Why stop there? Why can't we look further, to the words that comprise those sentences?

Because when we do, we find that the sentence "Butler found a loophole" is false.

When I listen to or read what lawyers say, I'm mindful that they're lawyers. I'm mindful that language is important to lawyers. Or is supposed to be.

I'm also mindful that lawyers swore an oath, which sets them apart from, for example, the gay marriage robocallers.

Contrary to your assertion, "loophole" is hardly meaningless, and I see no reason why Gableman's semantically reductionist legal defense necessarily contains a rule — also imposed by Gableman — that his message may only be reduced so far as suits his purposes.

And I hope the Commission doesn't let him get away with it.

Anonymous said...

to suggest that you are smarter than those you disagree withI don't think that's the metric at issue.

illusory tenant said...

This morning, I was the victim of that exact same missing carriage return after the italics tags. Google seems to be a little buggy today.

Anonymous said...

Feelin' a little buggy myself.

Clutch said...

How could repeatedly claiming that each sentence was true be confused with defending Gableman? I mean, it's so, like, baffling.


Also worth a giggle: the suddenly prized notion that when someone debunks your bullshit rhetoric, it means they're committing the sin of thinking they're smarter than you. How to transform your mistakes into someone else's character flaws!

illusory tenant said...

Had I even previously entertained any pretense to being "smarter" than anybody else, Prof. Esenberg should know that law school is where you go to have it beaten out of you.

Rick Esenberg said...

You still don't get it. My post wasn't about Gableman but merely used the case to raise a point about the state punishment of speech. You can say that this ought to be permitted only for judges, but you need to defend that position.
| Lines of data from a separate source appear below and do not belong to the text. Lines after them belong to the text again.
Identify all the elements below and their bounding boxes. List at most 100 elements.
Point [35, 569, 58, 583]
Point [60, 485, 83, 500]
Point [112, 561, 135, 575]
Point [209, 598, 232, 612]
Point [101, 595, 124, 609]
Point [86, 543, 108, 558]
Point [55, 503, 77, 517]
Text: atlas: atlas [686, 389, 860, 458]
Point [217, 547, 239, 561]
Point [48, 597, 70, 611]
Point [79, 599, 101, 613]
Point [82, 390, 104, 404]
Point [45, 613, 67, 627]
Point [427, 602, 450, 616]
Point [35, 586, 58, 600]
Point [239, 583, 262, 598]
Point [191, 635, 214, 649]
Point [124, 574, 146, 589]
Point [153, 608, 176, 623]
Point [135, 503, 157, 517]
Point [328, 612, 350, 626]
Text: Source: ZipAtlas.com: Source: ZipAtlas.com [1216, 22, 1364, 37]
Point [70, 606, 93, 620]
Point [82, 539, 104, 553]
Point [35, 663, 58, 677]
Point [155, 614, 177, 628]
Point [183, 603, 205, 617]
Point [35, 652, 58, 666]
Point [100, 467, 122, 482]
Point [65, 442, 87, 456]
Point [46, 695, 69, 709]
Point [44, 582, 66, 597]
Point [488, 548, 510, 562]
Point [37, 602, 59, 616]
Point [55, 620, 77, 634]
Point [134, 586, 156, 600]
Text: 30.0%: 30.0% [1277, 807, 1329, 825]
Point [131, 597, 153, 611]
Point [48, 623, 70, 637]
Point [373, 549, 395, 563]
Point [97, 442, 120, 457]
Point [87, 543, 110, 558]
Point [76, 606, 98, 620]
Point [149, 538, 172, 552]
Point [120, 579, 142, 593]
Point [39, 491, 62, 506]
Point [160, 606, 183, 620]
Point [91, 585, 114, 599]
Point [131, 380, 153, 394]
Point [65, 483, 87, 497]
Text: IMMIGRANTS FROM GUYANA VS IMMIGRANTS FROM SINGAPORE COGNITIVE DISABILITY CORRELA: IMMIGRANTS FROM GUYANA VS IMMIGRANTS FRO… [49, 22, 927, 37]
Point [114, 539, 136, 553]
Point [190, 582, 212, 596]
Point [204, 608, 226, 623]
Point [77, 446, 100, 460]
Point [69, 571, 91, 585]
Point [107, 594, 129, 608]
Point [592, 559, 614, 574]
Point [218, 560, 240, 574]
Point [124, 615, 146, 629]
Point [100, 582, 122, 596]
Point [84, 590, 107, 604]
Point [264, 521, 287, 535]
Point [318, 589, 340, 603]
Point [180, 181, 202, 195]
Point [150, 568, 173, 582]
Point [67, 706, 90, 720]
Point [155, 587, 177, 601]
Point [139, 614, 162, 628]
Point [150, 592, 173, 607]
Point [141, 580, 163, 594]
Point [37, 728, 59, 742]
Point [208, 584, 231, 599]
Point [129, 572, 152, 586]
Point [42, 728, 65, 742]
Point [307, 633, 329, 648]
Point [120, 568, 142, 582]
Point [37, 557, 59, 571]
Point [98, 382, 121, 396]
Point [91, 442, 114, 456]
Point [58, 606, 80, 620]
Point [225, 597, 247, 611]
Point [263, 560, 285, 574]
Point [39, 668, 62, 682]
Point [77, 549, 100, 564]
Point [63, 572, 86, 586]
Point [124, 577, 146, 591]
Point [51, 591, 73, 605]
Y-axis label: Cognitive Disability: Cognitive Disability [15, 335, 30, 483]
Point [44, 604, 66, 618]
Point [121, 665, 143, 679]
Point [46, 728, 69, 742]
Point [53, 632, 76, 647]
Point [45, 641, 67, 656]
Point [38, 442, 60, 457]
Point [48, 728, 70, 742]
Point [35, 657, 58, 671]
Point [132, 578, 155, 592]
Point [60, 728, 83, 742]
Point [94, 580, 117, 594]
Sanctions by the WJC constitute state action. My remark about "loopholes" wasn't that it wouldn't have a negative connotation, but that the use of the term conveys nothing other than the speaker's conclusion.
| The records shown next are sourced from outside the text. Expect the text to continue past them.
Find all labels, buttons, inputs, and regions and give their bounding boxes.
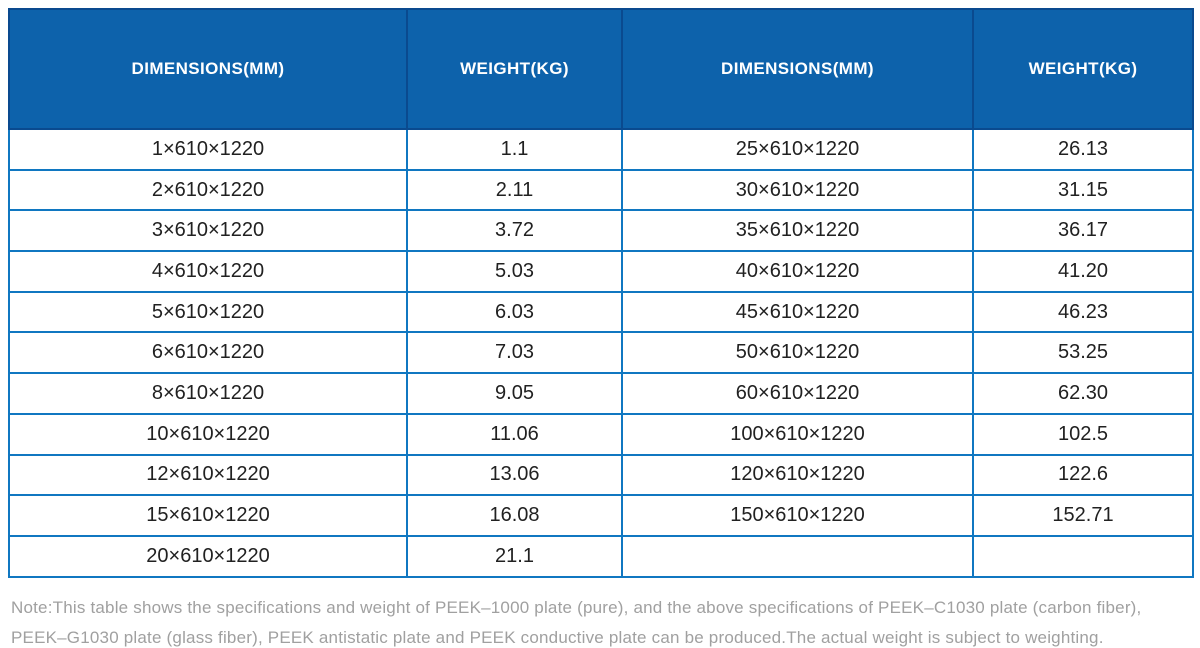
column-header-dimensions-right: DIMENSIONS(MM)	[621, 8, 974, 130]
table-row: 3×610×1220 3.72 35×610×1220 36.17	[8, 209, 1194, 253]
weight-cell: 5.03	[406, 250, 623, 293]
weight-cell-empty	[972, 534, 1194, 578]
weight-cell: 7.03	[406, 331, 623, 375]
column-header-weight-left: WEIGHT(KG)	[406, 8, 623, 130]
table-row: 5×610×1220 6.03 45×610×1220 46.23	[8, 290, 1194, 334]
weight-cell: 53.25	[972, 331, 1194, 375]
dimensions-cell: 4×610×1220	[8, 250, 408, 293]
footnote: Note:This table shows the specifications…	[11, 593, 1188, 648]
dimensions-cell: 3×610×1220	[8, 209, 408, 253]
weight-cell: 31.15	[972, 168, 1194, 212]
table-row: 8×610×1220 9.05 60×610×1220 62.30	[8, 372, 1194, 415]
dimensions-cell: 15×610×1220	[8, 494, 408, 537]
dimensions-cell: 5×610×1220	[8, 290, 408, 334]
weight-cell: 46.23	[972, 290, 1194, 334]
weight-cell: 26.13	[972, 128, 1194, 171]
weight-cell: 62.30	[972, 372, 1194, 415]
table-row: 4×610×1220 5.03 40×610×1220 41.20	[8, 250, 1194, 293]
weight-cell: 13.06	[406, 453, 623, 497]
weight-cell: 2.11	[406, 168, 623, 212]
footnote-line-2: PEEK–G1030 plate (glass fiber), PEEK ant…	[11, 627, 1104, 647]
table-row: 2×610×1220 2.11 30×610×1220 31.15	[8, 168, 1194, 212]
table-row: 20×610×1220 21.1	[8, 534, 1194, 578]
weight-cell: 9.05	[406, 372, 623, 415]
dimensions-cell: 150×610×1220	[621, 494, 974, 537]
dimensions-cell: 50×610×1220	[621, 331, 974, 375]
weight-cell: 102.5	[972, 412, 1194, 456]
dimensions-cell-empty	[621, 534, 974, 578]
dimensions-cell: 1×610×1220	[8, 128, 408, 171]
table-row: 15×610×1220 16.08 150×610×1220 152.71	[8, 494, 1194, 537]
spec-table: DIMENSIONS(MM) WEIGHT(KG) DIMENSIONS(MM)…	[8, 8, 1194, 578]
weight-cell: 152.71	[972, 494, 1194, 537]
dimensions-cell: 100×610×1220	[621, 412, 974, 456]
dimensions-cell: 2×610×1220	[8, 168, 408, 212]
table-row: 6×610×1220 7.03 50×610×1220 53.25	[8, 331, 1194, 375]
dimensions-cell: 8×610×1220	[8, 372, 408, 415]
weight-cell: 36.17	[972, 209, 1194, 253]
weight-cell: 6.03	[406, 290, 623, 334]
weight-cell: 41.20	[972, 250, 1194, 293]
footnote-line-1: Note:This table shows the specifications…	[11, 597, 1142, 617]
column-header-dimensions-left: DIMENSIONS(MM)	[8, 8, 408, 130]
weight-cell: 21.1	[406, 534, 623, 578]
table-row: 1×610×1220 1.1 25×610×1220 26.13	[8, 128, 1194, 171]
dimensions-cell: 35×610×1220	[621, 209, 974, 253]
dimensions-cell: 120×610×1220	[621, 453, 974, 497]
table-row: 12×610×1220 13.06 120×610×1220 122.6	[8, 453, 1194, 497]
dimensions-cell: 45×610×1220	[621, 290, 974, 334]
dimensions-cell: 6×610×1220	[8, 331, 408, 375]
dimensions-cell: 12×610×1220	[8, 453, 408, 497]
weight-cell: 16.08	[406, 494, 623, 537]
dimensions-cell: 40×610×1220	[621, 250, 974, 293]
weight-cell: 1.1	[406, 128, 623, 171]
dimensions-cell: 10×610×1220	[8, 412, 408, 456]
dimensions-cell: 20×610×1220	[8, 534, 408, 578]
dimensions-cell: 30×610×1220	[621, 168, 974, 212]
dimensions-cell: 25×610×1220	[621, 128, 974, 171]
table-row: 10×610×1220 11.06 100×610×1220 102.5	[8, 412, 1194, 456]
header-row: DIMENSIONS(MM) WEIGHT(KG) DIMENSIONS(MM)…	[8, 8, 1194, 130]
weight-cell: 3.72	[406, 209, 623, 253]
column-header-weight-right: WEIGHT(KG)	[972, 8, 1194, 130]
dimensions-cell: 60×610×1220	[621, 372, 974, 415]
weight-cell: 122.6	[972, 453, 1194, 497]
weight-cell: 11.06	[406, 412, 623, 456]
Finally, as to my lending the prestige of Marquette University to WMC, part of my job is to comment on legal matters. I have colleagues that comment on things from a very different perspective and who might be said to be lending their prestige to very different organizations. They're doing their job as well.

illusory tenant said...

"My post wasn't about Gableman but merely used the case to raise a point about the state punishment of speech."

Right. My post was about Gableman, and referred to those portions of your post that wasn't about Gableman that were about Gableman.
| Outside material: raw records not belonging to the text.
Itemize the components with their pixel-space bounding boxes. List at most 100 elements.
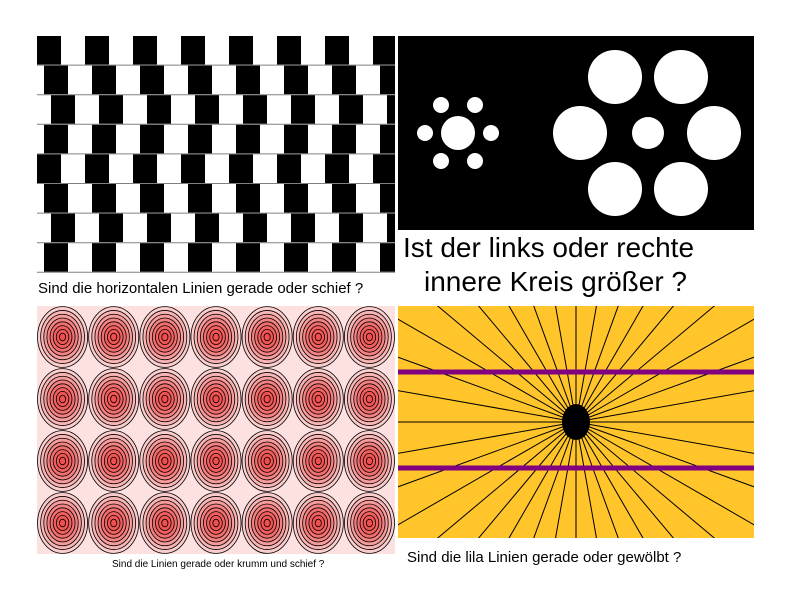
ray-line [575, 421, 597, 538]
wall-tile [92, 184, 116, 213]
ray-line [575, 421, 619, 538]
ebbinghaus-illusion [398, 36, 754, 230]
wall-tile [140, 124, 164, 154]
wall-tile [291, 213, 315, 243]
ray-line [398, 421, 577, 526]
cafe-wall-caption: Sind die horizontalen Linien gerade oder… [38, 280, 364, 297]
egg-ring [365, 332, 373, 342]
concentric-eggs-figure [37, 306, 395, 554]
wall-tile [188, 124, 212, 154]
egg-cluster [88, 368, 140, 430]
ray-line [575, 306, 619, 423]
right-large-circle [654, 162, 708, 216]
wall-tile [373, 36, 395, 65]
right-large-circle [588, 162, 642, 216]
egg-ring [212, 456, 220, 466]
wall-tile [332, 184, 356, 213]
egg-ring [365, 394, 373, 404]
egg-ring [314, 456, 322, 466]
wall-tile [44, 243, 68, 272]
egg-ring [263, 456, 271, 466]
wall-tile [277, 154, 301, 183]
egg-ring [212, 394, 220, 404]
egg-cluster [139, 368, 191, 430]
wall-tile [44, 124, 68, 154]
right-large-circle [553, 106, 607, 160]
egg-cluster [190, 368, 242, 430]
wall-tile [277, 36, 301, 65]
egg-cluster [343, 306, 395, 368]
wall-tile [99, 213, 123, 243]
wall-tile [325, 154, 349, 183]
ray-line [478, 306, 577, 423]
wall-tile [99, 95, 123, 124]
egg-cluster [37, 430, 89, 492]
wall-tile [332, 243, 356, 272]
ray-line [436, 421, 577, 538]
wall-tile [236, 243, 260, 272]
left-small-circle [467, 97, 483, 113]
wall-tile [85, 36, 109, 65]
left-circle-group [417, 97, 499, 169]
cafe-wall-figure [37, 36, 395, 273]
egg-ring [314, 332, 322, 342]
wall-tile [332, 124, 356, 154]
wall-tile [85, 154, 109, 183]
ray-line [478, 421, 577, 538]
wall-tile [37, 154, 61, 183]
hering-figure [398, 306, 754, 538]
ray-line [508, 306, 577, 423]
wall-tile [339, 95, 363, 124]
egg-cluster [37, 368, 89, 430]
wall-tile [325, 36, 349, 65]
wall-tile [147, 213, 171, 243]
egg-ring [59, 456, 67, 466]
ray-line [533, 421, 577, 538]
egg-cluster [241, 492, 293, 554]
ebbinghaus-caption-line1: Ist der links oder rechte [403, 232, 695, 263]
egg-cluster [343, 430, 395, 492]
wall-tile [51, 213, 75, 243]
ray-line [555, 306, 577, 423]
egg-cluster [190, 430, 242, 492]
ray-line [575, 318, 754, 423]
wall-tile [387, 95, 395, 124]
egg-cluster [37, 306, 89, 368]
ray-line [555, 421, 577, 538]
ray-line [575, 421, 754, 526]
wall-tile [380, 65, 395, 95]
egg-cluster [343, 492, 395, 554]
egg-ring [365, 518, 373, 528]
wall-tile [188, 243, 212, 272]
hering-caption: Sind die lila Linien gerade oder gewölbt… [407, 549, 682, 566]
egg-ring [110, 332, 118, 342]
right-large-circle [588, 50, 642, 104]
left-small-circle [417, 125, 433, 141]
left-small-circle [433, 97, 449, 113]
ray-line [575, 421, 754, 454]
wall-tile [92, 65, 116, 95]
wall-tile [140, 184, 164, 213]
egg-ring [110, 518, 118, 528]
wall-tile [181, 36, 205, 65]
wall-tile [236, 65, 260, 95]
wall-tile [380, 243, 395, 272]
wall-tile [284, 124, 308, 154]
wall-tile [332, 65, 356, 95]
wall-tile [188, 65, 212, 95]
ray-line [575, 306, 597, 423]
ebbinghaus-figure [417, 50, 741, 216]
ray-line [575, 390, 754, 423]
wall-tile [147, 95, 171, 124]
center-dot [562, 404, 590, 440]
wall-tile [387, 213, 395, 243]
wall-tile [133, 36, 157, 65]
egg-ring [110, 456, 118, 466]
egg-ring [263, 518, 271, 528]
cafe-wall-illusion [37, 36, 395, 273]
egg-cluster [292, 306, 344, 368]
egg-cluster [292, 368, 344, 430]
ray-line [508, 421, 577, 538]
egg-ring [161, 332, 169, 342]
wall-tile [140, 243, 164, 272]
"My remark about 'loopholes' wasn't that it wouldn't have a negative connotation, but that the use of the term conveys nothing other than the speaker's conclusion."

You mean your remark about loopholes in your post that wasn't about Gableman?

You said loophole was "meaningless," but I appreciate the clarification. Because if it really is meaningless, then that sentence containing it as its object is meaningless, and you can't possibly say whether a meaningless sentence is true.

Anyway, I think we already had a pretty good idea about Gableman's conclusion(s). But it's the listener's conclusion that's at issue here. Gableman wasn't speaking to himself, or speaking in a vacuum.

Which raises another question, issuing from that post of yours that wasn't about Gableman: What difference does it make that Gableman's was an "extremely small buy"?

None, it seems to me. The question here involves the content of the ad, not how many times its message was repeated. Clearly, Gableman intended it to be seen and heard by as many potential voters as possible.

He admits as much in his most recent filing, where he depicts himself and his campaign staff scrambling to counter some third-party messages (by attacking Butler directly and personally, something he also needs to explain).

Anonymous said...

Ze famous pipe. How people reproached me for it! And yet, could you stuff my pipe? No, it's just a representation, is it not? So if I had written on my picture 'This is a pipe,' I'd have been lying!